Woodbury — With the House of Representatives wrapping up a marathon week of public hearings on impeachment, Rep. Jahana Hayes faced some intense questioning of her own Friday from a group of eighth graders.
Hayes, D-5th District, a longtime history teacher in Waterbury and a former National Teacher of the Year before she was elected last year, spent her morning at Woodbury Middle School fielding questions about everything from handling stress to — you guessed it — impeachment.
When Hayes was asked if she has been part of the Democratic-led impeachment investigation of President Donald Trump’s conduct regarding Ukraine, she said her “teacher brain” kicked in when it became clear that the House would go forward with the impeachment process and she immediately tweeted.
But it wasn’t a tweet about her position on impeachment. It was to explain the impeachment process.
“On the other side of this, we all have to heal together.”
Rep. Jahana Hayes
“There were a lot of people — which floors me — who thought that by saying we’re moving toward impeachment, it meant a moving truck was going to pull up to the White House and remove the president,” Hayes said. “And this is not how it works. This is the first step in the information-gathering process and I was floored by how many people did not understand it.”
Hayes said she voted for the inquiry and public hearings because she thought that with all the speculation and questions about the president’s actions, those were reasonable steps. But she has been careful not to predict what will happen or even offer an opinion about the proceedings.
“I have been purposeful and intentional not to be summarizing or synthesizing what I see every day,” she said. “I say people can see for themselves. They can hear for themselves. They don’t need me to to tell them what they’re seeing to try to convince them to believe something else.”
No matter what happens, when it’s all over, Hayes said, “Our country will be in a very dark place … On the other side of this, we all have to heal together.”
But Hayes, who started her hour with the students with the observation that “it feels right to start my day in a school,” talked about far more than impeachment.
The work of a congresswoman is shrouded in mystery, she said, but it shouldn’t be.
“I think that if you pulled back the curtain and really saw how all of my work is contingent on the active participation of people in our communities, it wouldn’t seem that exciting or interesting or fascinating,” Hayes said. “And the other thing that you would realize is that it’s one of those things where everyone should have access to it.”
The most frustrating aspect of her job, she said, is the partisanship.
“In D.C., it’s very different than here,” Hayes said. “In D.C., everything is defined by the letter after your name. Either you are a Republican or a Democrat and people are surprised when they see that you are friends with a Republican or you are having lunch with a group of Republicans.
“Congress doesn’t change you, it reveals who you are.”
Rep. Jahana Hayes
“So for me that is frustrating, this idea that you don’t first see people, and it doesn’t have to be like that.
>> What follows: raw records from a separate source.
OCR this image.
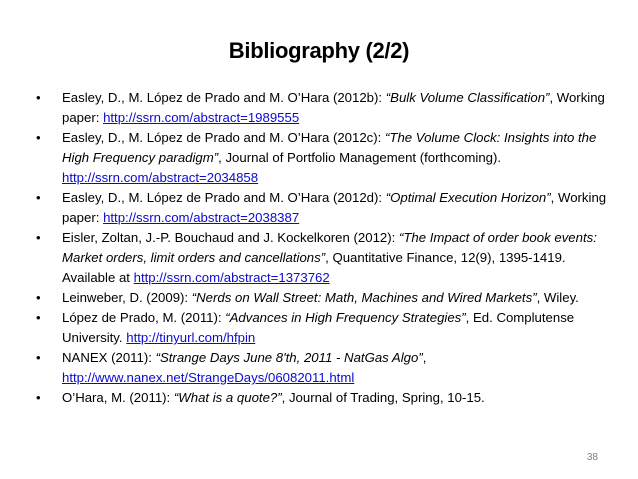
Bibliography (2/2)
•	Easley, D., M. López de Prado and M. O’Hara (2012b): “Bulk Volume Classification”, Working paper: http://ssrn.com/abstract=1989555
•	Easley, D., M. López de Prado and M. O’Hara (2012c): “The Volume Clock: Insights into the High Frequency paradigm”, Journal of Portfolio Management (forthcoming). http://ssrn.com/abstract=2034858
•	Easley, D., M. López de Prado and M. O’Hara (2012d): “Optimal Execution Horizon”, Working paper: http://ssrn.com/abstract=2038387
•	Eisler, Zoltan, J.-P. Bouchaud and J. Kockelkoren (2012): “The Impact of order book events: Market orders, limit orders and cancellations”, Quantitative Finance, 12(9), 1395-1419. Available at http://ssrn.com/abstract=1373762
•	Leinweber, D. (2009): “Nerds on Wall Street: Math, Machines and Wired Markets”, Wiley.
•	López de Prado, M. (2011): “Advances in High Frequency Strategies”, Ed. Complutense University. http://tinyurl.com/hfpin
•	NANEX (2011): “Strange Days June 8'th, 2011 - NatGas Algo”, http://www.nanex.net/StrangeDays/06082011.html
•	O’Hara, M. (2011): “What is a quote?”, Journal of Trading, Spring, 10-15.
38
I hope we can get better in that area.”
Student Tyler Timko asked Hayes how she handles the stress of the job. “You have things going on with the president, things going on with the country … and impeachment,” Tyler said. “How do you have any time?”
“You have to have some type of self-preservation,” Hayes answered. “I go to church every Sunday, no matter where I am, no matter what I’m doing. I don’t schedule anything around church and for me, that’s what keeps me grounded.”
“Congress doesn’t change you, it reveals who you are,” she added. “I went to Congress because I truly believed that I could have an impact on outcomes in my community. I truly believe that people helped me and I want to help somebody else.”
Another student asked if she had inspired her own family, to which Hayes gave a yes and no answer because of the difficulty of juggling family life as a member of Congress.
Three of her four children are older and out of the house, Hayes said, but she has an 11-year-old son who thought it was all “super cool on election night … but now when I’m taking meetings and he’s sitting there, he’s like, ‘How much longer for this Congress stuff?’ ”
Congress, she said, was not made for someone “who has small children.”
“We FaceTime and do homework now. I’m flying back and forth, I’m trying to bring him to DC,” she said. “My husband has a lot more on his plate. [The job of a congressman] really is not made for the average person and I think that’s a problem.”
She said there’s a committee studying how to modernize Congress so that more people can consider running for office.
At the close of the discussion, students lined up to talk for a moment with Hayes or get a photo taken with her.
One of those students, Sage Samuelson, who was was trembling with excitement as she spoke, told Hayes she’d like to be a lawyer some day and, maybe, the first woman president.
“You know what, you don’t even think about being the first,” Hayes told Sage. “I didn’t even realize that I would be the first African American woman [to join Congress from Connecticut] until I read it in the newspaper and I was like, ‘Hey, I never thought about that,’ but then there’s this added level of pressure.
“But then you realize that if this works, no one else will ever have to try to kick that door open again,” she said. For others who follow, Hayes said, “It gets that much easier.”